[cfe-commits] clang formatter patch to move and rename RewriterTestContext.h

Manuel Klimek klimek at google.com
Tue Dec 18 11:45:56 PST 2012


On Tue, Dec 18, 2012 at 8:36 PM, Douglas Gregor <dgregor at apple.com> wrote:

>
> On Dec 18, 2012, at 11:31 AM, Manuel Klimek <klimek at google.com> wrote:
>
> On Tue, Dec 18, 2012 at 7:55 PM, Douglas Gregor <dgregor at apple.com> wrote:
>
>> [Re-adding cfe-commits]
>>
>> On Dec 18, 2012, at 10:16 AM, Daniel Jasper <djasper at google.com> wrote:
>>
>>
>>
>>
>> On Tue, Dec 18, 2012 at 6:41 PM, Douglas Gregor <dgregor at apple.com>wrote:
>>
>>>
>>> On Dec 18, 2012, at 1:09 AM, Daniel Jasper <djasper at google.com> wrote:
>>>
>>>
>>>
>>>
>>> On Mon, Dec 17, 2012 at 11:04 PM, Douglas Gregor <dgregor at apple.com>wrote:
>>>
>>>>
>>>> On Dec 17, 2012, at 9:55 AM, Daniel Jasper <djasper at google.com> wrote:
>>>>
>>>> Hi Fariborz,
>>>>
>>>> I am taking a look at your patch, but please bear with me for another
>>>> day or two.

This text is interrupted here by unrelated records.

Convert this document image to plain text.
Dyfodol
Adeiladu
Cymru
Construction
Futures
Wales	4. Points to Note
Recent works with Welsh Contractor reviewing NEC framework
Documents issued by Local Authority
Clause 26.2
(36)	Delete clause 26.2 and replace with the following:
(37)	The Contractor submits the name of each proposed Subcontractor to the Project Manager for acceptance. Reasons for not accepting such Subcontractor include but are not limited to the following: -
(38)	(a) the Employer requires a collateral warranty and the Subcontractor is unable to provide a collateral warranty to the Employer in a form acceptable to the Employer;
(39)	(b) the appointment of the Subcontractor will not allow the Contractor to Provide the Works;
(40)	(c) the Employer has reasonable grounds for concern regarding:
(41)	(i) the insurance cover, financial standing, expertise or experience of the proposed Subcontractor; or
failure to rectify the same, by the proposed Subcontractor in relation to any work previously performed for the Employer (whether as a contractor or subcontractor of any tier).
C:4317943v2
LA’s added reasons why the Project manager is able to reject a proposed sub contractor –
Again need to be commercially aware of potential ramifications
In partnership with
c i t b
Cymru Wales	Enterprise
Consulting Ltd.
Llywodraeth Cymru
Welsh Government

I am not yet convinced that mingling C++ and ObjC formatting
>>>> that closely is a wise decision. I think we might need something that
>>>> clearly separates the different modes. And you touch a lot of code that I
>>>> intended to refactor into something halfway sane this week. I will take
>>>> your patch into consideration when doing so, but it might need some changes
>>>> afterwards.
>>>>
>>>>
>>>> If we're going to distinguish the modes, we need to do so
>>>> syntactically. Objective-C++ is a very popular dialect; we can't simply
>>>> rely on extrinsic knowledge of whether we're dealing with Objective-C or
>>>> C++ to make these decisions.
>>>>
>>>
>>> I am not sure I fully understand this. We are currently relying on a
>>> Lexer which in turn requires LangOptions to create the correct tokens. Same
>>> for the identifier table we use to split raw_identifiers into identifiers
>>> and keywords. Are you saying the formatter should not capitalize on this
>>> knowledge of the input token stream?
>>>
>>>
>>> Oh, it should certainly capitalize on this knowledge. My concern is
>>> that, when you mentioned that we might need something that "clearly
>>> separates the different modes", you were thinking of Objective-C and C++ as
>>> independent languages that aren't used together. Fortunately, we can tell
>>> syntactically whether we're in an Objective-C method declaration fairly
>>> easily: they start with + or -, almost always in the first column, so if it
>>> would be better to go down a different code-formatting path where the rules
>>> for spacing around (/)/: are different, we could do that instead.
>>>
>>> - Doug
>>>
>>
>> Yeah, "clearly separate" was probably stronger phrased than intended. One
>> of the things I wonder is the following:
>> If we are not in Objective-C according to the LangOptions and we discover
>> a + or - at the beginning of a "line", should we assume an error has
>> happened (e.g. forgotten "}" or ";") or try to format as an Objective-C
>> declaration?
>>
>>
>> I think we should assume that an error has occurred. If clients don't
>> know the language dialect, they should pick something maximally inclusive
>> (e.g., Objective-C++11).
>>
>
> For files, I assume it's easy enough to detect by the file extension?
>
>
> And .h means what, exactly?
>

I assume with that comment you're telling me it's used for Objective-C,
too? :) Reading up the wikipedia page suggests so ...

How different is Objective-C usually layed out? Will we need a
configuration to tell us which files in a project are which language, or
will we get away with auto-detection? I assume auto-detection is hard as
there will be keywords that have special layout rules in both languages?